At least when it comes to web and digital mediums, serifs get less attention than sans-serif fonts, and the vast majority of modern designs use sans-serifs. But there are many situations when sans is not the best way to go, for example long-form content in places like online newspaper editions (for body text) or websites with a classical theme.
You’ve probably seen a css font-family declaration that didn’t include a specific webfont, but just the
serif fallback, and wondered what font will be used on different platforms.
Whether you use a custom font or not, the recommended css font-family declaration calling for serif fonts is:
font-family: "Times New Roman", Times, serif;
serif will return the operating system’s default serif font. Most operating systems have had the same default since early versions, due to the fact that for many years the web was completely serif playground.
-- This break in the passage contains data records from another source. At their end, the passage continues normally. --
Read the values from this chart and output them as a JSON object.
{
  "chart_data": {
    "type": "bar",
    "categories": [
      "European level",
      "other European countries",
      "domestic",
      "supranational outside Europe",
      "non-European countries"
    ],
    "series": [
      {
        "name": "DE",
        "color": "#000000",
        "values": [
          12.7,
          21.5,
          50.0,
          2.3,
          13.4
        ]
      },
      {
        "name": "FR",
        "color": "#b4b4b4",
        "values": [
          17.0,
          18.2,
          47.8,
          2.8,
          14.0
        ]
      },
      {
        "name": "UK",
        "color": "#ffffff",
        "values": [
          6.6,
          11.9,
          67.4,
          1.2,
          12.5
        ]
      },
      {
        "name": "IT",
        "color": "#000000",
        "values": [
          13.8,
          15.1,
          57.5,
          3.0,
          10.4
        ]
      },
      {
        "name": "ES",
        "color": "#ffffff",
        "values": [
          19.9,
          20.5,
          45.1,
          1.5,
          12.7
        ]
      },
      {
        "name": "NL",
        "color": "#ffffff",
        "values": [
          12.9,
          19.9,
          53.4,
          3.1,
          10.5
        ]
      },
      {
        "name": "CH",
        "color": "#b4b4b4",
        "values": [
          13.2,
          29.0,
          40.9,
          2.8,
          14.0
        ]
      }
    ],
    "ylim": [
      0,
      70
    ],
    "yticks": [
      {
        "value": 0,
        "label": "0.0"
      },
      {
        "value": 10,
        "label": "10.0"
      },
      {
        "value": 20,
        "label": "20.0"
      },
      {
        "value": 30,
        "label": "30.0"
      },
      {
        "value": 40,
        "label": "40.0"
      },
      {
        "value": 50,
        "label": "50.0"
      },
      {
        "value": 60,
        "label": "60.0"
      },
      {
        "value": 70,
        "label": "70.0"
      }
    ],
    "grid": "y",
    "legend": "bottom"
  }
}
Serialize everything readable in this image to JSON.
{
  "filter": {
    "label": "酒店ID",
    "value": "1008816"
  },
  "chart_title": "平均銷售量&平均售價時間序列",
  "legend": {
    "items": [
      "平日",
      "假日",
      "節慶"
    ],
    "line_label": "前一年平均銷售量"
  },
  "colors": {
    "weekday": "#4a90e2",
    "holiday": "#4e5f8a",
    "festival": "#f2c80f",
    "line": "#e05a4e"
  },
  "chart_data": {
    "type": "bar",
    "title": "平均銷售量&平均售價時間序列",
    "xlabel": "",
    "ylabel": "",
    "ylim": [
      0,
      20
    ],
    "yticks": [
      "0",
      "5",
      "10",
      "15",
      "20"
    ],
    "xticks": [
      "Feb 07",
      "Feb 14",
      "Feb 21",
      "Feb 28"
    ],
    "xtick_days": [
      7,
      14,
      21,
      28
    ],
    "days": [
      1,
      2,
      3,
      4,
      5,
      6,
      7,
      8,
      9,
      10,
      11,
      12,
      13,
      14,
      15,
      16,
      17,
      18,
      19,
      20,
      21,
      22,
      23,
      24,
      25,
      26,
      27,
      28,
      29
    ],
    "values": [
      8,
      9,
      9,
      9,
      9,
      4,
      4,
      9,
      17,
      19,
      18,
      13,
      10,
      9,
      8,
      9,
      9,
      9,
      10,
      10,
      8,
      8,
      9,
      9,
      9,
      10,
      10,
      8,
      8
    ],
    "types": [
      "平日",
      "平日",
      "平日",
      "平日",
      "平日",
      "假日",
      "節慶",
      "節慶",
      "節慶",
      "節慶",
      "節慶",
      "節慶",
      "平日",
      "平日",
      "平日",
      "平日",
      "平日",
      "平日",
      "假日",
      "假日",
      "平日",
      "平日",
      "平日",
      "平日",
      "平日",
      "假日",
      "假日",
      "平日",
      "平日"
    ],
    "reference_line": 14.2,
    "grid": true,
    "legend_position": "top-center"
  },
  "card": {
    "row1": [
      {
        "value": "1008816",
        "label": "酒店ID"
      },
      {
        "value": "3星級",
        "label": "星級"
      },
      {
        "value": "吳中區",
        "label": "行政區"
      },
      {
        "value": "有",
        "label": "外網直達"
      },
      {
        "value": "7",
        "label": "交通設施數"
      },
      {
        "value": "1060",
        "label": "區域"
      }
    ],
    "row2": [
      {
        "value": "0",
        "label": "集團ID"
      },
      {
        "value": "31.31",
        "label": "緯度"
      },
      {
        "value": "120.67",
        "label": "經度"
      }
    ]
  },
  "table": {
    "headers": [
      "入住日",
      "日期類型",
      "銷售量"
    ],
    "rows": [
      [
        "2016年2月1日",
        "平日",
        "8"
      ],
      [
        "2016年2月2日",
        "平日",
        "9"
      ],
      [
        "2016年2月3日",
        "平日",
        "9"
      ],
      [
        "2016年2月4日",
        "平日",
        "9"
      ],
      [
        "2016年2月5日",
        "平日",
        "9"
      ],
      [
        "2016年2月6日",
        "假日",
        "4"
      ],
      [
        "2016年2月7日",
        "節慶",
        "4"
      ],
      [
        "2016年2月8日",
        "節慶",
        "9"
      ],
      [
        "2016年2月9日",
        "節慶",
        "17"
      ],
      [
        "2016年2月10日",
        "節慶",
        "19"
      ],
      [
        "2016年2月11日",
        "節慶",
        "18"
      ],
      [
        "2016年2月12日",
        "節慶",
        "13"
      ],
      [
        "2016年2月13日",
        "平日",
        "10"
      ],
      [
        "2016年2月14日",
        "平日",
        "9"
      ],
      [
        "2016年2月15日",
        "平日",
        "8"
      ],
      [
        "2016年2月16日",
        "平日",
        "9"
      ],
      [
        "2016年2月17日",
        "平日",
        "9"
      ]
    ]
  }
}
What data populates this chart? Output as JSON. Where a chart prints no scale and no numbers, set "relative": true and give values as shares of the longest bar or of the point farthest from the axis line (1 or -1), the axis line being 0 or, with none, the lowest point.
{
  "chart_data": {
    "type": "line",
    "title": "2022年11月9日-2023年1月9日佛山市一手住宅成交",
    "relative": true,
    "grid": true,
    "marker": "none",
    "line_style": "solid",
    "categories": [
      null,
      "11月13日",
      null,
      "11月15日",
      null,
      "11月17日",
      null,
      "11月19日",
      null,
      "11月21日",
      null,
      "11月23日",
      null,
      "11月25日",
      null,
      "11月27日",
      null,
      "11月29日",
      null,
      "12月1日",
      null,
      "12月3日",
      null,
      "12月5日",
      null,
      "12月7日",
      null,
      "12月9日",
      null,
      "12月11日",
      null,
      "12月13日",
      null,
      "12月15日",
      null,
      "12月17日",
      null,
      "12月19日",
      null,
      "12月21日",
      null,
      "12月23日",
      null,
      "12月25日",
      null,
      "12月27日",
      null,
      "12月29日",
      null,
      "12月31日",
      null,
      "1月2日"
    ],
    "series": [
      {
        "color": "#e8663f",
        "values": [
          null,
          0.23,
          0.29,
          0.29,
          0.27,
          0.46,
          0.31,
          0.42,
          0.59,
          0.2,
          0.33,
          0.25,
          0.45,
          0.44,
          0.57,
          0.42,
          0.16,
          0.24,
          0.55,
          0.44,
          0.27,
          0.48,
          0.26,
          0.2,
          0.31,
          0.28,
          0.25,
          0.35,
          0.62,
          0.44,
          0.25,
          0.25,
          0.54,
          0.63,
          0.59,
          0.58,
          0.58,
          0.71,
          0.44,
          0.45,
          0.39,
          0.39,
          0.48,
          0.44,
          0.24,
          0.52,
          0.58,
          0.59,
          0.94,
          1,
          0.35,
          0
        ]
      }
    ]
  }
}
Custom font declaration (in html, before css and font-family were a thing) did not exist from the begining.
Default serif font in MacOS
Though Times is the default serif that will be used, it seems that at least on Mojave and Catalina, Times New Roman is also pre-installed.
Actually Times and Times New Roman are branches from the same typeface, with minor differences in character design, but Times is hinted and characters will have a much better letter spacing.
Default serif font in Windows
Default serif font in Linux
Many Linux users re-configure defaults to other fonts, so it’s almost impossible to accurately mention defaults. One of the most popular defaults is Noto Serif, due to its amazing language support.